Miserable Ever After: As CNN Frets over Diversity In Children Books the Numbers Slay Prejudice


They are wringing hands over kids book demographics, but the problem may be less Grimm.


As we know these days everything – EVERY thing – needs to be deemed problematic. This is the addiction of the activist-social justice generation that is gradually taking the reins in this country. If there is a dearth of phobic-infused issues then the crisis has to be created.


The motive behind this is the desire to wield power and to then be the source of a solution. It is self-importance positioned as selflessness, posing as philanthropic for the sake of self-aggrandizement. It is a method not too dissimilar to the pharmaceutical companies – once a social malady is fabricated the remedy is then offered.

The latest comes via CNN International which peeked into the world of children’s publishing and, little surprise, in self-fulfilling prophecy there are issues to be found! The outlet cites a study that declares the amount of books aimed at African American readers is — well, lower than some arbitrary threshold number, we guess.

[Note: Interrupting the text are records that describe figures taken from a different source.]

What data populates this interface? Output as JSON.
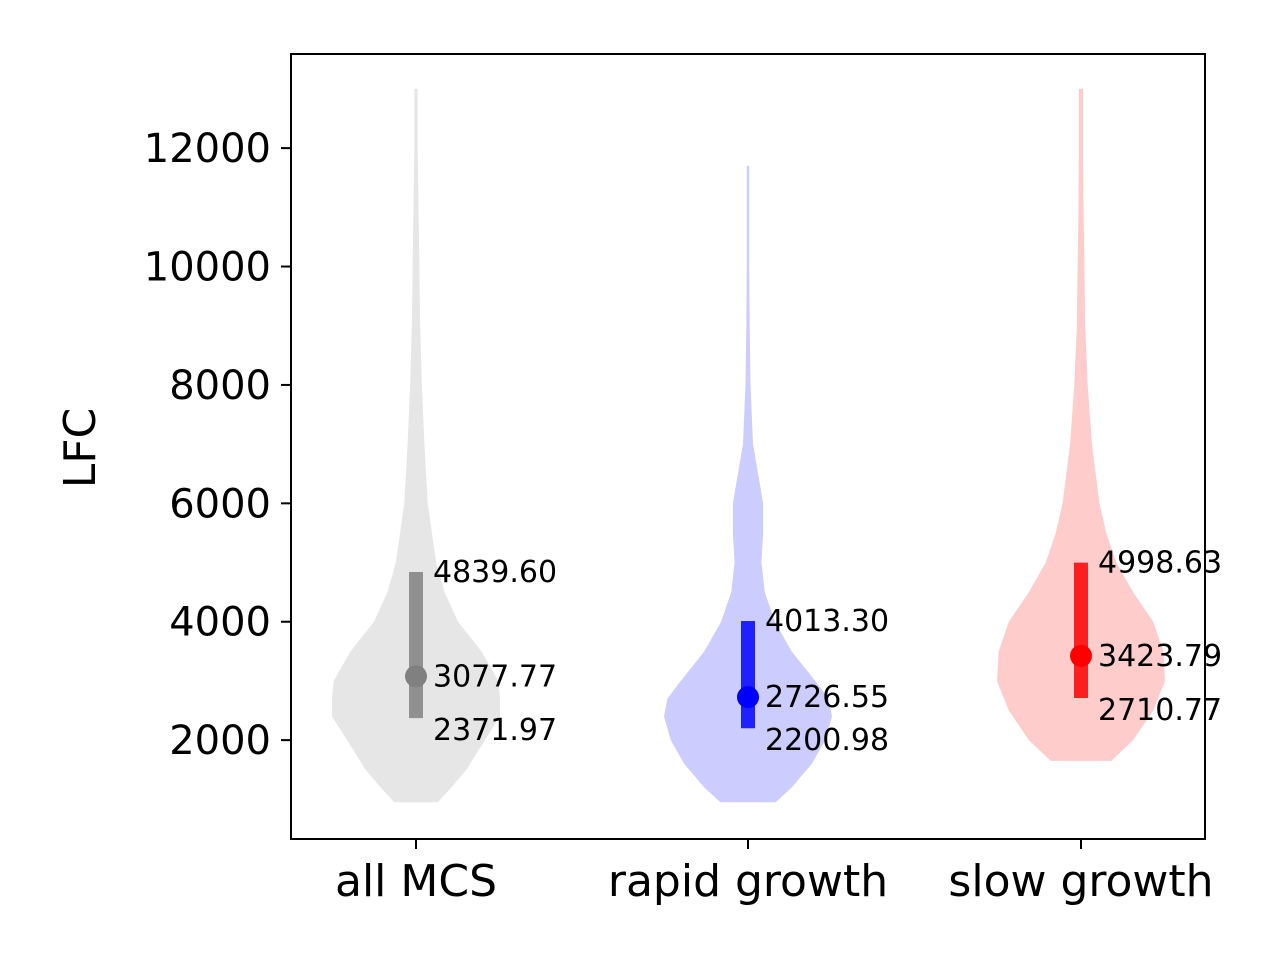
{
  "chart_data": {
    "type": "violin",
    "title": "",
    "xlabel": "",
    "ylabel": "LFC",
    "ylim": [
      330,
      13590
    ],
    "yticks": [
      2000,
      4000,
      6000,
      8000,
      10000,
      12000
    ],
    "ytick_labels": [
      "2000",
      "4000",
      "6000",
      "8000",
      "10000",
      "12000"
    ],
    "grid": false,
    "categories": [
      "all MCS",
      "rapid growth",
      "slow growth"
    ],
    "series": [
      {
        "category": "all MCS",
        "color": "#e6e6e6",
        "stat_color": "#808080",
        "min": 950,
        "max": 13000,
        "q1": 2371.97,
        "median": 3077.77,
        "q3": 4839.6,
        "q1_label": "2371.97",
        "median_label": "3077.77",
        "q3_label": "4839.60",
        "density_profile": [
          [
            950,
            0.26
          ],
          [
            1200,
            0.42
          ],
          [
            1500,
            0.6
          ],
          [
            2000,
            0.82
          ],
          [
            2400,
            1.0
          ],
          [
            2700,
            1.0
          ],
          [
            3000,
            0.98
          ],
          [
            3500,
            0.78
          ],
          [
            4000,
            0.5
          ],
          [
            4500,
            0.34
          ],
          [
            5000,
            0.24
          ],
          [
            6000,
            0.14
          ],
          [
            7000,
            0.1
          ],
          [
            8000,
            0.07
          ],
          [
            9000,
            0.05
          ],
          [
            10000,
            0.04
          ],
          [
            11000,
            0.03
          ],
          [
            12000,
            0.02
          ],
          [
            13000,
            0.02
          ]
        ]
      },
      {
        "category": "rapid growth",
        "color": "#ccccff",
        "stat_color": "#0000ff",
        "min": 950,
        "max": 11700,
        "q1": 2200.98,
        "median": 2726.55,
        "q3": 4013.3,
        "q1_label": "2200.98",
        "median_label": "2726.55",
        "q3_label": "4013.30",
        "density_profile": [
          [
            950,
            0.33
          ],
          [
            1200,
            0.52
          ],
          [
            1600,
            0.76
          ],
          [
            2000,
            0.92
          ],
          [
            2400,
            1.0
          ],
          [
            2700,
            0.96
          ],
          [
            3000,
            0.8
          ],
          [
            3500,
            0.52
          ],
          [
            4000,
            0.32
          ],
          [
            4500,
            0.2
          ],
          [
            5000,
            0.16
          ],
          [
            5500,
            0.18
          ],
          [
            6000,
            0.18
          ],
          [
            6500,
            0.12
          ],
          [
            7000,
            0.06
          ],
          [
            8000,
            0.03
          ],
          [
            9000,
            0.02
          ],
          [
            10000,
            0.015
          ],
          [
            11700,
            0.015
          ]
        ]
      },
      {
        "category": "slow growth",
        "color": "#ffcccc",
        "stat_color": "#ff0000",
        "min": 1650,
        "max": 13000,
        "q1": 2710.77,
        "median": 3423.79,
        "q3": 4998.63,
        "q1_label": "2710.77",
        "median_label": "3423.79",
        "q3_label": "4998.63",
        "density_profile": [
          [
            1650,
            0.36
          ],
          [
            2000,
            0.62
          ],
          [
            2500,
            0.86
          ],
          [
            3000,
            1.0
          ],
          [
            3500,
            0.98
          ],
          [
            4000,
            0.86
          ],
          [
            4500,
            0.62
          ],
          [
            5000,
            0.42
          ],
          [
            5500,
            0.3
          ],
          [
            6000,
            0.22
          ],
          [
            7000,
            0.13
          ],
          [
            8000,
            0.08
          ],
          [
            9000,
            0.05
          ],
          [
            10000,
            0.04
          ],
          [
            11000,
            0.03
          ],
          [
            12000,
            0.025
          ],
          [
            13000,
            0.025
          ]
        ]
      }
    ]
  }
}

Yet despite the young writer’s best efforts, statistics suggest “black girl books” are still in short supply. Just 9% of children’s books published in the US in 2017 featured African or African American characters — according to data from the Cooperative Children’s Book Center (CCBC) which has been measuring representation in children’s books since 1985.


That study, not surprisingly, is blatantly flawed when it comes to tabulation. In counting the characters in books they elected to dismiss those who were secondary characters (friends, neighbors ect.). Also not counted were those characters who were not explicitly acknowledged as a particular race; so while portrayed as a POC if their ethnicity was not firmly established they did not count, and thus were not counted.


There is another factor skewing the glaring 9% figure: animals. A heavy percentage of children’s books do not even feature humans and, depending on the age group, up to half or more could be titles focused exclusively on animals or portraying anthropomorphized creatures and/or objects. Including these in the pool of measurement of race completely undermines any conclusion.

That skewed single-digit percentage seems alarming, but once you position it against demographics it is less impactful. The 2016 census has the black population at 12.6 %, so we are not too far off. Once the non-ethnic animals are removed this means in the pool of human characters people of color are actually strongly represented.

But there could be larger impacts on this spread: book sales. There is a reason there could be fewer titles aimed at POC, and that is there is less of a demand for that particular product.

The reason for this is that there could also be a far more serious problem to address than counting the amount of POC characters; counting the amount of POC readers. One study from a few years ago found that by 4th Grade less than 20% of African American students were proficient at reading. It seems a basic cause here, with POC students sporting lower levels of literacy that they are less likely to be book readers. That demand wanes as a result.


The argument could be made more POC characters might encourage book interest, but if those reading tools are not even in place the curiosity for a book will not be there to begin with. Rather than dwelling on the racial composite of books the focus instead should be on fixing that reading problem with the POC community.

Once you create the legitimate demand for reading then we can start wringing our hands about the demographics on the page. We need them to be willing to open the cover in the first place.